Las universidades chilenas hablan de innovación, pero siguen operando con estructuras propias de la revolución industrial. Planes de estudio rígidos, clases frontales interminables y profesores que, en muchos casos, fueron formados para otra época. La contradicción es evidente: ¿cómo pretendemos preparar a los jóvenes para un futuro dominado por la inteligencia artificial, la robótica y la neurociencia, si los formadores no cuentan con las herramientas mínimas para hacerlo?
Aquí está el punto crítico que rara vez se toca: el rol de las universidades en la formación de sus propios docentes. En Chile se asume que ser buen profesional basta para ser buen profesor universitario, cuando la evidencia muestra lo contrario. Saber no es lo mismo que enseñar. Y enseñar hoy exige mucho más que repetir contenidos: implica comprender cómo aprende el cerebro, cómo motivar a generaciones hiperconectadas y cómo transformar la sala de clases en un verdadero laboratorio de competencias.
Existen múltiples factores que “empujan” a las instituciones de educación superior a adaptarse a su entorno, uno de ellos es la “velocidad de cambio”. Debemos ponernos de acuerdo en cómo vamos a entender y comprender este concepto, que nos permita ubicarnos en el espacio y tiempo de nuestra vida planetaria. Una forma de comprenderlo es analizar la relación de tiempo transcurrido entre dos grandes paradigmas: “Descubrimientos científicos” y “Aplicaciones tecnológicas”, desde el inicio de la revolución industrial a la fecha. Esto nos permite explicar por qué debemos cambiar y hacia dónde podemos orientar estos cambios.
Algunos investigadores creen que esto afecta solamente a los profesionales de edades superiores a los 45 años adelante, pero esto no es así, la velocidad de cambio está afectando a toda la sociedad en general, independiente de su edad o clase social. Lo que sucede es que algunos se dan cuenta del problema real que tienen y buscan solución, otros en cambio, ignoran la existencia de estos elementos y mantienen su estado profesional como lo han hecho siempre en el desarrollo de sus labores. Si lo llevamos a la educación superior, para algunos docentes este problema pasa desapercibido, en otros casos son cuestionados en sus funciones. Indistinto del escenario, es fundamental que como instituciones seamos capaces de darles herramientas para que puedan, paulatinamente, adaptar sus metodologías, procesos, herramientas de evaluación , mecanismos y estrategias al mundo de los jóvenes de hoy.

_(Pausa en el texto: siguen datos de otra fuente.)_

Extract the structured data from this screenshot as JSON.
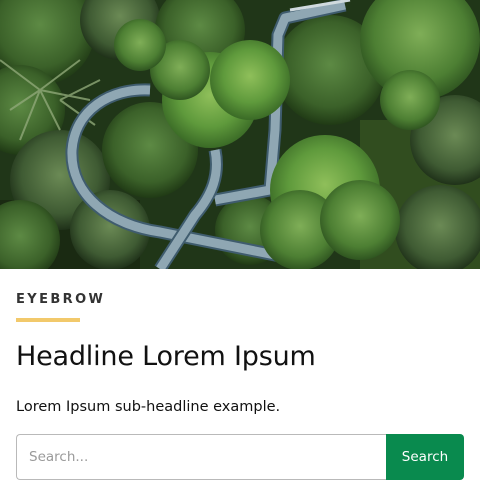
{
  "hero": {
    "image_description_icon": "canopy-walkway-image"
  },
  "eyebrow": "EYEBROW",
  "headline": "Headline Lorem Ipsum",
  "subheadline": "Lorem Ipsum sub-headline example.",
  "search": {
    "placeholder": "Search...",
    "value": "",
    "button_label": "Search"
  },
  "colors": {
    "accent_rule": "#f2c96b",
    "button_bg": "#098a4e",
    "input_border": "#b9b9b9"
  }
}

En ese sentido urge un “Manual del Docente Universitario” , una hoja de ruta que estandarice y eleve la práctica pedagógica en la educación superior. No se trata de burocracia, sino de supervivencia académica. Sin un marco común que guíe la docencia hacia el desarrollo de competencias —instrumentales, específicas y transversales—, de lo contrario, las universidades seguirán atrapadas en un modelo que ya no responde a la realidad social, tecnológica ni ambiental. Esta herramienta solo busca preparar “a tiempo real” a los docentes en su andar profesional, busca entregarles competencias y herramientas que puedan utilizar en el desarrollo de los profesionales del mañana; si el estudiante cambia-evoluciona, pues entonces los docentes debemos cambiar-evolucionar de la misma manera y a la misma velocidad.
Este manual no debería limitarse a normas administrativas; debe convertirse en una herramienta viva que establezca estándares claros de docencia de calidad, alineados con tres principios clave: Formación por competencias, entendidas no solo en el plano técnico, sino también en el cognitivo, socioemocional y ético; Aprendizaje modular y flexible, basado en la integración de conocimientos y la resolución de problemas reales; Actualización continua, tanto en el dominio disciplinar como en el pedagógico, considerando los avances de la neurociencia y las tecnologías emergentes.
No se trata de reinventar la rueda. Modelos similares han sido implementados con éxito en universidades europeas y norteamericanas, donde el desarrollo docente es parte esencial de la carrera académica. En Chile, en cambio, seguimos considerando la formación pedagógica como un accesorio, cuando en realidad es la base sobre la que se construye todo el proceso educativo.
El problema es estructural; mientras las universidades compiten por rankings y matrículas, descuidan lo esencial: cómo enseñar en tiempos de cambio acelerado. No basta con abrir centros de innovación o repetir discursos sobre empleabilidad; lo urgente es invertir en la formación pedagógica de los docentes y en currículos flexibles que preparen a los estudiantes para un mundo en permanente transformación.
En un mundo donde la información se duplica cada 73 días y donde la inteligencia artificial amenaza con desplazar millones de empleos, la competencia más importante no será aprender a aprender, sino aprender a cambiar. Esto implica algo más que adquirir conocimientos técnicos; significa formar ciudadanos con pensamiento crítico, adaptabilidad, responsabilidad social y ética profesional. Profesionales capaces de actualizarse permanentemente, de colaborar en entornos diversos y de asumir que la única constante será el cambio.
Por esta razón, si las universidades no asumen este rol, quedarán reducidas a meras fábricas de títulos sin pertinencia. Y con ellas, perderán los estudiantes, las familias y el país. La educación superior no puede seguir mirando al futuro con ojos del pasado. Enseñar en el siglo XXI no es un acto de transmisión, es un acto de transformación. Las universidades chilenas deben decidir si serán protagonistas del cambio o meros testigos de su obsolescencia.
El futuro no se improvisa: se diseña en las aulas, se construye en los currículos, se vive en la interacción entre profesores y estudiantes. Pero para eso, hay que enseñar a los que enseñan. Hay que darles herramientas, acompañamiento y sentido de propósito. El mensaje es claro: dotar a sus docentes de herramientas actualizadas y diseñar currículos que respondan a la velocidad del cambio. De lo contrario, el riesgo no es solo académico: es social.
Chile necesita universidades que lideren la transición hacia la sociedad del conocimiento, no que se queden ancladas en la lógica de la tiza y la pizarra.